I got you. How to fix above test. I am debugging in eclipse now to see why sum is coming only 13 instead of 26 and sumBold coming 26 hence difference is -13 instead of 0?
some edge case issue
I think since the second 13 is immediately following the first 13, you're adding it to sumBold twice.
ASKER
let me see
ASKER
public class Sum13 {
public static void main(String[] args) {
// TODO Auto-generated method stub
int[] ar = { 13, 13 };
System.out.println(sum13(ar));
}
// public static int sum13(int[] nums) {}
public static int sum13(
int[] nums) {/*
* int sum = 0; for (int i = 0; i < nums.length;
* i++) { if (nums[i] != 13) sum += nums[i]; else if
* (nums[i] == 13 && i < nums.length - 1) { nums[i]

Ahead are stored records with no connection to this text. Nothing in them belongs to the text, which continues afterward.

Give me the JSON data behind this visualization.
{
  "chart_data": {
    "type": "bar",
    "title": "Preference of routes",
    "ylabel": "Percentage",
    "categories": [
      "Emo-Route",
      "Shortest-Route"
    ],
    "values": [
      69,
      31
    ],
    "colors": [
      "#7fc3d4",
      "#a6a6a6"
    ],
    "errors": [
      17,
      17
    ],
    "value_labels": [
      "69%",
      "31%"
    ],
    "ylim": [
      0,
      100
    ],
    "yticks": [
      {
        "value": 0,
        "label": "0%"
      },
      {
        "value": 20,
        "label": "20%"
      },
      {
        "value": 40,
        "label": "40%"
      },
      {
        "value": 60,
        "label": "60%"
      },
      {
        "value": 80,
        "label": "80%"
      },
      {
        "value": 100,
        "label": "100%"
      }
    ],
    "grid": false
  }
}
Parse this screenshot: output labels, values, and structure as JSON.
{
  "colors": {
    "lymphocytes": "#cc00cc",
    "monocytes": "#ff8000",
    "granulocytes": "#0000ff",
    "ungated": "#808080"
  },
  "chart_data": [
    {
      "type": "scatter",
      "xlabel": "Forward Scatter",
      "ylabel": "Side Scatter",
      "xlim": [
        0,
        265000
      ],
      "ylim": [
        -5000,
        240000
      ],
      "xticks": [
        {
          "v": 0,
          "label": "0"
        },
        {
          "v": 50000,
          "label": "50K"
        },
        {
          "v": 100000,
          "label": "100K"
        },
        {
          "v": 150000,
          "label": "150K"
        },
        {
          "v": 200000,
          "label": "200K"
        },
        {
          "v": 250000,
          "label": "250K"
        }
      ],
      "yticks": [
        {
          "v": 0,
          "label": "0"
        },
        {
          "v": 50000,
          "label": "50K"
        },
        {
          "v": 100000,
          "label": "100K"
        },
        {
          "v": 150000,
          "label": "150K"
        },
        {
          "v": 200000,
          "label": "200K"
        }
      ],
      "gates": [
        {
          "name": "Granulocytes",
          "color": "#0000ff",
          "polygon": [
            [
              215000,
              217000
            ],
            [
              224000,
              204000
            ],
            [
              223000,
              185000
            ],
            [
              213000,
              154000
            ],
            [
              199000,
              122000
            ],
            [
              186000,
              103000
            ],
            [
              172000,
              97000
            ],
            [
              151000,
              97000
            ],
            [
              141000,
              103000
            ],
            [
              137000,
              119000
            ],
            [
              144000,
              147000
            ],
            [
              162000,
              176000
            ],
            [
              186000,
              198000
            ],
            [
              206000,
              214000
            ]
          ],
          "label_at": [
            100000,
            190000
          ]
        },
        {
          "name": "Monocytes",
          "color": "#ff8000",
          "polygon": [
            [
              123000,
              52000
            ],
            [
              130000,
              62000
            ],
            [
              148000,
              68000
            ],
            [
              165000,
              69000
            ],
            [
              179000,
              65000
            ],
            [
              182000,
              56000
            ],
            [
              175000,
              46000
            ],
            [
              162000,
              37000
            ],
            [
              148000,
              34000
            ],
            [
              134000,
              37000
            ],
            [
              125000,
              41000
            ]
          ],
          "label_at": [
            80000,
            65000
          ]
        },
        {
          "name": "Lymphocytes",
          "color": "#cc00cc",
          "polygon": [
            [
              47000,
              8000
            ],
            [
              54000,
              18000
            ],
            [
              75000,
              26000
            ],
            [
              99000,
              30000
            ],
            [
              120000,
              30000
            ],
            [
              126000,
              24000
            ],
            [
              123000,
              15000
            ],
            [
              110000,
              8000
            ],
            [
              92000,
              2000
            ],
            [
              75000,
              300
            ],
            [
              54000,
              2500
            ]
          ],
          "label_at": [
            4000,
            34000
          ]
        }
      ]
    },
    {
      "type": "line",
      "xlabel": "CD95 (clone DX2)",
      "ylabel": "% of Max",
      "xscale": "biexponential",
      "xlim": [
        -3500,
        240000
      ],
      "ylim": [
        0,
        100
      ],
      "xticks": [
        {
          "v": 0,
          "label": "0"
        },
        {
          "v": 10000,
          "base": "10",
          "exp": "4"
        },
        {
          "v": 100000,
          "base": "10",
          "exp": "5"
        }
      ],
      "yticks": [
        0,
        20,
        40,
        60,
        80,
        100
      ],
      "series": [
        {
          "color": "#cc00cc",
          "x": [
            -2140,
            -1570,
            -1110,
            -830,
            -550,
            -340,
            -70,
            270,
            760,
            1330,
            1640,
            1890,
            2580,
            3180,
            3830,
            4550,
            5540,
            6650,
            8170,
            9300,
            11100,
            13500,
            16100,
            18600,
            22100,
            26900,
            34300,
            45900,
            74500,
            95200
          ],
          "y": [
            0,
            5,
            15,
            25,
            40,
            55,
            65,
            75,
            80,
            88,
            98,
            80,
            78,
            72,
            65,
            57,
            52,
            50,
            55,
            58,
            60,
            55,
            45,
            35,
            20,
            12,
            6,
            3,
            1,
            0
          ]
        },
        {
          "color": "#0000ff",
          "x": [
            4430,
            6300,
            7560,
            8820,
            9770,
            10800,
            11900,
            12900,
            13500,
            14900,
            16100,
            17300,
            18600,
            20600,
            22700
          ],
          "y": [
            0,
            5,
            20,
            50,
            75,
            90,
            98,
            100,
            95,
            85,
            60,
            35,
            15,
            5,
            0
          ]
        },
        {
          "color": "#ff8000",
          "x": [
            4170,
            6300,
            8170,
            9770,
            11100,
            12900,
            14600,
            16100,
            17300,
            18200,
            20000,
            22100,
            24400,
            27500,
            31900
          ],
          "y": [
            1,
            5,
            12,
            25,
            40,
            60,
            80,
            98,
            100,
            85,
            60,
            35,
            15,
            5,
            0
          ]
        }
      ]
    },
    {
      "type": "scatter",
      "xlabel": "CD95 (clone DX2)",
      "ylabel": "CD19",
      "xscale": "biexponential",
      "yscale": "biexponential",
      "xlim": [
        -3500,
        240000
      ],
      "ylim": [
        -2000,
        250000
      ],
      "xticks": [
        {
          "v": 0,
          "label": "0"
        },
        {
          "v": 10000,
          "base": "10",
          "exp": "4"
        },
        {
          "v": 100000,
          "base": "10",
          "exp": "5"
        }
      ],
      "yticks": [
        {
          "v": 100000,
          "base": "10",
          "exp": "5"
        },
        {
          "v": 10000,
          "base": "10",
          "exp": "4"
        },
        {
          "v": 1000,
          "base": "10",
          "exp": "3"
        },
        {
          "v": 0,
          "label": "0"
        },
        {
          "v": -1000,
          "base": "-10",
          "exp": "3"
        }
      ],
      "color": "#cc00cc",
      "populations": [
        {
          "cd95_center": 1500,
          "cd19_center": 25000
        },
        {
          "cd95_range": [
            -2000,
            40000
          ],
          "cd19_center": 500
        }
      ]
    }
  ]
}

* = 0; nums[i + 1] = 0; } } return sum;
*/
int sum = 0;
int sumBold = 0;
for (int i = 0; i < nums.length; i++) {
/*
* if (i<nums.length){ sum += nums[i]; System.out.println(
* "sum is-->"+sum); } else
*/
sum += nums[i];
System.out.println("sum is-->" + sum);
if (nums[i] == 13)
if (i < nums.length - 1) {
sumBold += nums[i] + nums[i + 1];
System.out.println("sumBold is-->" + sumBold);
} else {
sumBold += nums[i];
}
}
return (sum - sumBold);
}
}
Above code gives below output
sum is-->13
sumBold is-->26
sum is-->26
-13
Sum is messed up. if i fix others are failing index out of bound
ASKER
if i comment last esle block getting right output for this tests
output is
sum is-->13
sumBold is-->26
sum is-->26
0
but other tests are failing
public class Sum13 {
public static void main(String[] args) {
// TODO Auto-generated method stub
int[] ar = { 13, 13 };
System.out.println(sum13(ar));
}
// public static int sum13(int[] nums) {}
public static int sum13(
int[] nums) {/*
* int sum = 0; for (int i = 0; i < nums.length;
* i++) { if (nums[i] != 13) sum += nums[i]; else if
* (nums[i] == 13 && i < nums.length - 1) { nums[i]
* = 0; nums[i + 1] = 0; } } return sum;
*/
int sum = 0;
int sumBold = 0;
for (int i = 0; i < nums.length; i++) {
/*
* if (i<nums.length){ sum += nums[i]; System.out.println(
* "sum is-->"+sum); } else
*/
sum += nums[i];
System.out.println("sum is-->" + sum);
if (nums[i] == 13)
if (i < nums.length - 1) {
sumBold += nums[i] + nums[i + 1];
System.out.println("sumBold is-->" + sumBold);
} /*else {
sumBold += nums[i];
}*/
}
return (sum - sumBold);
}
}
output is
sum is-->13
sumBold is-->26
sum is-->26
0
but other tests are failing
Expected Run
sum13([1, 2, 2, 1]) → 6 6 OK
sum13([1, 1]) → 2 2 OK
sum13([1, 2, 2, 1, 13]) → 6 19 X
sum13([1, 2, 13, 2, 1, 13]) → 4 17 X
sum13([13, 1, 2, 13, 2, 1, 13]) → 3 16 X
sum13([]) → 0 0 OK
sum13([13]) → 0 13 X
sum13([13, 13]) → 0 0 OK
sum13([13, 0, 13]) → 0 13 X
sum13([13, 1, 13]) → 0 13 X
sum13([5, 7, 2]) → 14 14 OK
sum13([5, 13, 2]) → 5 5 OK
sum13([0]) → 0 0 OK
sum13([13, 0]) → 0 0 OK
other tests
X
That makes me feel like that approach is too finicky to work for all cases. Have you tried the approach I laid out in this comment?